Passare ore davanti alla console fa male! Interviene la scienza a smentire. I risultati della correlazioni tra videogiochi e abilità cognitive sconvolge tutti.
I videogiochi hanno sempre subito una demonizzazione da parte dei genitori, preoccupati a vedere i loro figli passare tante ore davanti alla console. Spesso le madri e papà attribuiscono o scaricano le colpe dei cattivi comportamenti dei propri figli ai videogames, invece di fermarsi di riflettere sui propri metodi genitoriali.
C’è chi persino arriva a incolpare i videogiochi di causare problemi di salute ai più piccoli. Quando si parla di salute dobbiamo prima rivolgerci all’occhio oggettivo della scienza, prima di cadere in luoghi comuni, ed essere ragionevoli.
Infatti, un team di ricercatori dell’Università del Vermont hanno pubblicato uno studio, sulla rivista Jama Network Open, secondo cui i videogiochi potrebbero essere associati a migliori prestazioni cognitive dei bambini. Anche se, va sottolineato che serviranno ulteriori ricerche per analizzare nel dettaglio i potenziali benefici e danni sul cervello in via di sviluppo.
Videogiochi e abilità cognitive
Fin ad ora gli studi hanno provato a far luce sulla relazione tra videogiochi e comportamento cognitivo, suggerendo potenziali associazioni tra questi e un amento di depressione, violenza e comportamenti aggressivi.

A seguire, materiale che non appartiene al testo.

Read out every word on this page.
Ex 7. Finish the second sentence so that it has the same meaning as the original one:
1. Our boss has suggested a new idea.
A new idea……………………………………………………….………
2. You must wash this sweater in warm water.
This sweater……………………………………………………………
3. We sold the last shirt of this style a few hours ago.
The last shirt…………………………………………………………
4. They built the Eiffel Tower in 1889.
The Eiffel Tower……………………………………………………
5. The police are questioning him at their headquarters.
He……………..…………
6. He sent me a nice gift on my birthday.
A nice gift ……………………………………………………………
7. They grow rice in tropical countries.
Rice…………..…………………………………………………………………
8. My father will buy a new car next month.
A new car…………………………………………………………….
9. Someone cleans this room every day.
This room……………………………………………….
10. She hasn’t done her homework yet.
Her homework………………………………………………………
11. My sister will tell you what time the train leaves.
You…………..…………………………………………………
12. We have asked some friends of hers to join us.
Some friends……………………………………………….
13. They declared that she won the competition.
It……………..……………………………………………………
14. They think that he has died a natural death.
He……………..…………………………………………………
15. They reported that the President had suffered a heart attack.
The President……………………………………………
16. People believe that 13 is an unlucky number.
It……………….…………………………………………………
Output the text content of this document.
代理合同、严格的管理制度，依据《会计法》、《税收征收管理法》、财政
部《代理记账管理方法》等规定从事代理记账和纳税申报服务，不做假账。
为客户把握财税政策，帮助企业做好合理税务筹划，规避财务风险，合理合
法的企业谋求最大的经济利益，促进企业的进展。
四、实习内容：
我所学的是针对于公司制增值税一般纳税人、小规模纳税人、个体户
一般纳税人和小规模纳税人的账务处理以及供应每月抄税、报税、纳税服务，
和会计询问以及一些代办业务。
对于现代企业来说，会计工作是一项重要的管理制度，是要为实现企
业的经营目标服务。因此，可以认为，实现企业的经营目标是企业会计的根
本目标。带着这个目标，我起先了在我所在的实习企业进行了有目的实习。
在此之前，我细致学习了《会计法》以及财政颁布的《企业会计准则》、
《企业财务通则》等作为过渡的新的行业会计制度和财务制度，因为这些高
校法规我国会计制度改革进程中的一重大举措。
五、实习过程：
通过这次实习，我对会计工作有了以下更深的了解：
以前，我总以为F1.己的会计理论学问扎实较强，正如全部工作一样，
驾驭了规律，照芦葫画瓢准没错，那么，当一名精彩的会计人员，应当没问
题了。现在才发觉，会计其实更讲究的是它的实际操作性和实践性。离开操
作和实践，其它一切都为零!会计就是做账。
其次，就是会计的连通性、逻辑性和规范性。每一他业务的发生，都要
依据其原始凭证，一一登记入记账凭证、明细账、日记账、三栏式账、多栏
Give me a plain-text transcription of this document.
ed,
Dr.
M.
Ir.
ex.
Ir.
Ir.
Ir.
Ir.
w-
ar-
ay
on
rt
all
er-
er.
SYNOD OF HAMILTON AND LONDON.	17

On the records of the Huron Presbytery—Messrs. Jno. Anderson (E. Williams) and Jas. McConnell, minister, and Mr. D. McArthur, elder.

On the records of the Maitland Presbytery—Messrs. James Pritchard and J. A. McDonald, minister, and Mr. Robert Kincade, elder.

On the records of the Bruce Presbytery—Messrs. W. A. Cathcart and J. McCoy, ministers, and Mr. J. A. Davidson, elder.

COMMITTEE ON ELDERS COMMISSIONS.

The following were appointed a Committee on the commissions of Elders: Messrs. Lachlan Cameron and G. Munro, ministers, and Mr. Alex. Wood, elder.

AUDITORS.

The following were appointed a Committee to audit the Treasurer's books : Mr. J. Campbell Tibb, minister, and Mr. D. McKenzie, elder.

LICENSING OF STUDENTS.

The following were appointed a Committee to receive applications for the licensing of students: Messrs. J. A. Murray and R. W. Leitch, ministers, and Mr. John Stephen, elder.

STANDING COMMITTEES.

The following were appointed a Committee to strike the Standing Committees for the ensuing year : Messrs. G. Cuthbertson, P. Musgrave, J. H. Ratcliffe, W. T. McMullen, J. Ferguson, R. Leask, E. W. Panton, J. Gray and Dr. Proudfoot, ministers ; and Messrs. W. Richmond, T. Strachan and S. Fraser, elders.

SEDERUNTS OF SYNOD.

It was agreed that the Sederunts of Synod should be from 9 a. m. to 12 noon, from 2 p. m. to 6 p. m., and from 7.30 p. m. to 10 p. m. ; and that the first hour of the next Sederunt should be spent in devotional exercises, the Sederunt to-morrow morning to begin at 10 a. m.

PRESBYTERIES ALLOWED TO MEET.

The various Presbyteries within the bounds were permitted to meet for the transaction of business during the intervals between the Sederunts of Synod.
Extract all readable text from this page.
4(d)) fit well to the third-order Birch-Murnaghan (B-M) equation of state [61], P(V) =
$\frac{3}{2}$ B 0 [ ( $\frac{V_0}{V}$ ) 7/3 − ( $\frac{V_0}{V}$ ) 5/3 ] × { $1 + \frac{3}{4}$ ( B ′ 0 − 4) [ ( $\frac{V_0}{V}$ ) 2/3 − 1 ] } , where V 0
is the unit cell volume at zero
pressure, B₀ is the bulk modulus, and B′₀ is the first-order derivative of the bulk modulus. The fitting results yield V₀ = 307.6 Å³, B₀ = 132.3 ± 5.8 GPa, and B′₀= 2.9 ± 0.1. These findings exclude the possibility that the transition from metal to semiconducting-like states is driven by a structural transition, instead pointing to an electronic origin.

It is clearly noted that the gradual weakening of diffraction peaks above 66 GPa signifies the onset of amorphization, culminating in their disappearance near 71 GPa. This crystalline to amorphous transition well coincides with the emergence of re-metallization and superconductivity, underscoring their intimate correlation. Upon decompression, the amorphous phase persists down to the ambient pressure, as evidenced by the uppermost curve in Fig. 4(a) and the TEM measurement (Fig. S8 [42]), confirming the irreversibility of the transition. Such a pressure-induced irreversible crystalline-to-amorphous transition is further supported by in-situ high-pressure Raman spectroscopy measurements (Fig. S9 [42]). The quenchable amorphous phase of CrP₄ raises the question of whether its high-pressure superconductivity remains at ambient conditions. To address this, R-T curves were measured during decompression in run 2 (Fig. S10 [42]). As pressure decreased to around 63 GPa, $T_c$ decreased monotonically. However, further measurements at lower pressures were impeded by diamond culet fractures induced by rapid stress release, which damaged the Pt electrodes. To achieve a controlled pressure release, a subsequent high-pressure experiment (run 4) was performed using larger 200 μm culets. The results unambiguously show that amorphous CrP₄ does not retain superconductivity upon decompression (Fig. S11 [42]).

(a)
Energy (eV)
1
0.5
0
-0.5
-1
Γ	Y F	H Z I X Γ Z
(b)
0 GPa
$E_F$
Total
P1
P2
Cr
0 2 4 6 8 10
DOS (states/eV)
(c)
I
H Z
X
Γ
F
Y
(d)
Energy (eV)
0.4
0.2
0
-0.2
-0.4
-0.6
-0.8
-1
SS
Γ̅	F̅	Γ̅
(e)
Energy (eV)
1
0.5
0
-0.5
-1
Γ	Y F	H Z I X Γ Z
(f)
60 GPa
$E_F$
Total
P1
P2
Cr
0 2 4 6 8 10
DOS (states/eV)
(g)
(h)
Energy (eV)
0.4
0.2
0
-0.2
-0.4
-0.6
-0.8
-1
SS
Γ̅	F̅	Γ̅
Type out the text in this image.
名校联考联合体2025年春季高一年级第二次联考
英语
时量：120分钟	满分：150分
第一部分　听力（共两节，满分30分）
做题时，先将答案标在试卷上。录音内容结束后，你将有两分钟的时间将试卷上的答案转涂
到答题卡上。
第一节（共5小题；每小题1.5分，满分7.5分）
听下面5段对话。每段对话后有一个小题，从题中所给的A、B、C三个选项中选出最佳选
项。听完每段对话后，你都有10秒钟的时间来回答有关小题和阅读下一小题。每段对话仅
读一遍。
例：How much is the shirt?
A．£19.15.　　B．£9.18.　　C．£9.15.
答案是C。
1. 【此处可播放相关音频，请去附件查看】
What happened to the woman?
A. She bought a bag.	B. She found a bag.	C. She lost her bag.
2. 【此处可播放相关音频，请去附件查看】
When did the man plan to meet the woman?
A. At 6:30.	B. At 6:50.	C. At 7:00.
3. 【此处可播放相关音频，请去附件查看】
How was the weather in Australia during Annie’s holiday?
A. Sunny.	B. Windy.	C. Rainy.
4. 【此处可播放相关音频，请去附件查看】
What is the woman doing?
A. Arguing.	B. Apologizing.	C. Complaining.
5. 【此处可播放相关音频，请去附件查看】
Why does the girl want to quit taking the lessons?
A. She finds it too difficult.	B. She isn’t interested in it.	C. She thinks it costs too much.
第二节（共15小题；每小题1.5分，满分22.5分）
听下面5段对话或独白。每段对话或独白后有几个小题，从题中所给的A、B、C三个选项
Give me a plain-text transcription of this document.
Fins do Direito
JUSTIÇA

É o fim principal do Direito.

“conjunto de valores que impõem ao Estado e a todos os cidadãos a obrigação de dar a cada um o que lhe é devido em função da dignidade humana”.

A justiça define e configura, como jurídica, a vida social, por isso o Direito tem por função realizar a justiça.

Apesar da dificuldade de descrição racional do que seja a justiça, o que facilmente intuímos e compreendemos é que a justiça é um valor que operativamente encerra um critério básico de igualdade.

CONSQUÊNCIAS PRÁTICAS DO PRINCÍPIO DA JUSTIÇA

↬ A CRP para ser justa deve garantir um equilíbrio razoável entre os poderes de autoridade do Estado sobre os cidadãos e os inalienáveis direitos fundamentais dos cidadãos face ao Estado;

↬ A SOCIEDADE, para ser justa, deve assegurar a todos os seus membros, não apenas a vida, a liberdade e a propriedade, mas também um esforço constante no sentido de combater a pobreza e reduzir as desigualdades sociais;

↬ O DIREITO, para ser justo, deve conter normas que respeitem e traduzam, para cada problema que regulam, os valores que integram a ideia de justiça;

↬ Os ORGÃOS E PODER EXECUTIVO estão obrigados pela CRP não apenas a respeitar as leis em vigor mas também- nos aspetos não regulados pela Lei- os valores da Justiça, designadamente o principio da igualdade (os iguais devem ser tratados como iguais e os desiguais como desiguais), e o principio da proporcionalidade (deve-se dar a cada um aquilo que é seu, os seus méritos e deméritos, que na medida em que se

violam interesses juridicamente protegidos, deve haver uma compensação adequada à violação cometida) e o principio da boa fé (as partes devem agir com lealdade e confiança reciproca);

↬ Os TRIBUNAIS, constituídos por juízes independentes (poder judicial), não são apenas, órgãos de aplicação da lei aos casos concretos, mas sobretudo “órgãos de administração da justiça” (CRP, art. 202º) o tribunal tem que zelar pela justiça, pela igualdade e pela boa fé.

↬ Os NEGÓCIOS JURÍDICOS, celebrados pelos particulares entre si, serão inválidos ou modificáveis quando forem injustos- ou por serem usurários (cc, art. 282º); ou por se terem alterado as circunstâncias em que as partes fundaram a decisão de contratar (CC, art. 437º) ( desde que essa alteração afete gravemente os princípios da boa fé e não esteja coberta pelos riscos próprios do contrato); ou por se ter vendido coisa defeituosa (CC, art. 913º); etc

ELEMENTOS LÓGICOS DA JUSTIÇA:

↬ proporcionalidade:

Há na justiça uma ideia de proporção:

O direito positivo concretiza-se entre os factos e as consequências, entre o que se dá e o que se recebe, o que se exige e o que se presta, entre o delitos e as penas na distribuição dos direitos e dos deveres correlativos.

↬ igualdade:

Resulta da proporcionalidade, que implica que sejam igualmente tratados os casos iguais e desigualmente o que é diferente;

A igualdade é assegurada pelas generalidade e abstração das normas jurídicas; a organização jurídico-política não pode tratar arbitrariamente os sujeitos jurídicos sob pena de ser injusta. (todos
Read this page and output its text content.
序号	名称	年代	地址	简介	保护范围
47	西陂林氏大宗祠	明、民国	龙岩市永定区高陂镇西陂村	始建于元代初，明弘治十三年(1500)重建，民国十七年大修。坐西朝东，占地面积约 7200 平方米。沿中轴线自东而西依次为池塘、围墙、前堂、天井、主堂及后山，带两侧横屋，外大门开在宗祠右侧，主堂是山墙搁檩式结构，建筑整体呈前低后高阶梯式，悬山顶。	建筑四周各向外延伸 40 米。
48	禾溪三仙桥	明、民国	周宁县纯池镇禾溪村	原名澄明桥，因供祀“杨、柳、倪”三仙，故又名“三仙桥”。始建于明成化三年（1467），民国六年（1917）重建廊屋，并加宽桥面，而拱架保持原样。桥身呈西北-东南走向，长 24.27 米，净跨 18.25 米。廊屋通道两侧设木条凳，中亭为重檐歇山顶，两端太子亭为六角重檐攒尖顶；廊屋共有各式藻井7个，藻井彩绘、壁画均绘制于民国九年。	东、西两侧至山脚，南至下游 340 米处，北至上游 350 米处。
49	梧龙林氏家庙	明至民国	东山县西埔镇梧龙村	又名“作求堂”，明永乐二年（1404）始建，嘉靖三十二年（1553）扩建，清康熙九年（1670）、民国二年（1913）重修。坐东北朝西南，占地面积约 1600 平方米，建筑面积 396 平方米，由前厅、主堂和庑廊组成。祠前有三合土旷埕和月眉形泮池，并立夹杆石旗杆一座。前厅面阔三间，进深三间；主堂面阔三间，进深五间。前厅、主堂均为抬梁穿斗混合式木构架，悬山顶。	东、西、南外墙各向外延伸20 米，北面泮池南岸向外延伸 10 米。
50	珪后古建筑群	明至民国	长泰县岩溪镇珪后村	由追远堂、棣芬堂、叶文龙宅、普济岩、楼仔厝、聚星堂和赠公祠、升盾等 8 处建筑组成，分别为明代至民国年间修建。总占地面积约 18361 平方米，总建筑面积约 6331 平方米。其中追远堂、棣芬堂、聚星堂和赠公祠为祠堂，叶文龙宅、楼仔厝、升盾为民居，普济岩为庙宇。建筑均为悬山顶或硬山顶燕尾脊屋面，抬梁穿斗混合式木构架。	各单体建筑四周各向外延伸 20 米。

Ma i meccanismi neurobiologici alla base non sono ancora stati compresi.
Gli scienziati hanno passato in rassegna i dati relativi a sondaggi, test cognitivi e di imaging cerebrale. Tutti dati provenienti dall’Adolescent Brain Cognitive Development Study (Abcd), uno studio attualmente in corso supportato dal National Institute on Drug Abuse (Nida) e da altri enti del National Institutes of Health.
Per un totale di 2mila bambini, i ricercatori hanno osservato che chi giocava ai videogiochi per tre o più ore al giorno presentava risultati migliori nei test relativi alle abilità cognitive. Come il controllo del comportamento impulsivo, la memorizzazione di informazioni e l’esecuzione dei compiti, rispetto a chi non ci avevano mai giocato.
La soglia delle tre ore è stata selezionata in quanto supera la quantità di tempo indicata dalle linee guida dell’American Academy of Pediatrics, che raccomandano appunto di limitare il tempo di gioco a una o due ore al giorno per i bambini più grandi. In particolare, è stato osservato che i bambini che giocavano per più di tre ore al giorno erano più veloci e accurati nello svolgere compiti cognitivi.
Le analisi di imaging cerebrale hanno rilevato che gli stessi bambini mostravano un’attività cerebrale più elevata nelle regioni del cervello associate all’attenzione e alla memoria. Tuttavia, hanno mostrato anche una minore attività cerebrale nelle regioni cerebrali legate alla vista.
“Numerose ricerche hanno collegato i videogiochi ai problemi di salute mentale, ma quest’ultima suggerisce che potrebbero esserci anche benefici cognitivi associati a questo passatempo, che meritano ulteriori indagini” dichiara Nora Volkow, direttrice del Nida.
Correlazione problemi comportamentali
Sebbene, alcuni bambini che giocavano ai videogiochi per tre o più ore al giorno tendessero a mostrare problemi comportamentali, i ricercatori hanno scoperto che questa associazione non era statisticamente significativa.
Tuttavia, lo studio presenta diverse limitazioni, come il fatto che non è stato possibile determinare un rapporto di causa-effetto, ma solamente un’associazione tra videogiochi e abilità cognitive. Per questo, gli scienziati tengono a sottolineare che questi risultati non devono spingere i bambini a trascorrere ore e ore davanti al computer, cellulari o tv.
“Anche se non possiamo dire che giocare regolarmente ai videogiochi possa portare a prestazioni neurocognitive superiori, è una scoperta incoraggiante e dobbiamo continuare a indagare su questi bambini fino all’adolescenza e all’età adulta. Molti genitori oggi sono preoccupati per gli effetti dei videogiochi sulla salute e sullo sviluppo dei propri figli e, poiché questi giochi continuano ad aumentare tra i giovani, è fondamentale comprendere meglio l’impatto sia positivo che negativo che possono avere”, conclude l’autore Bader Chaarani.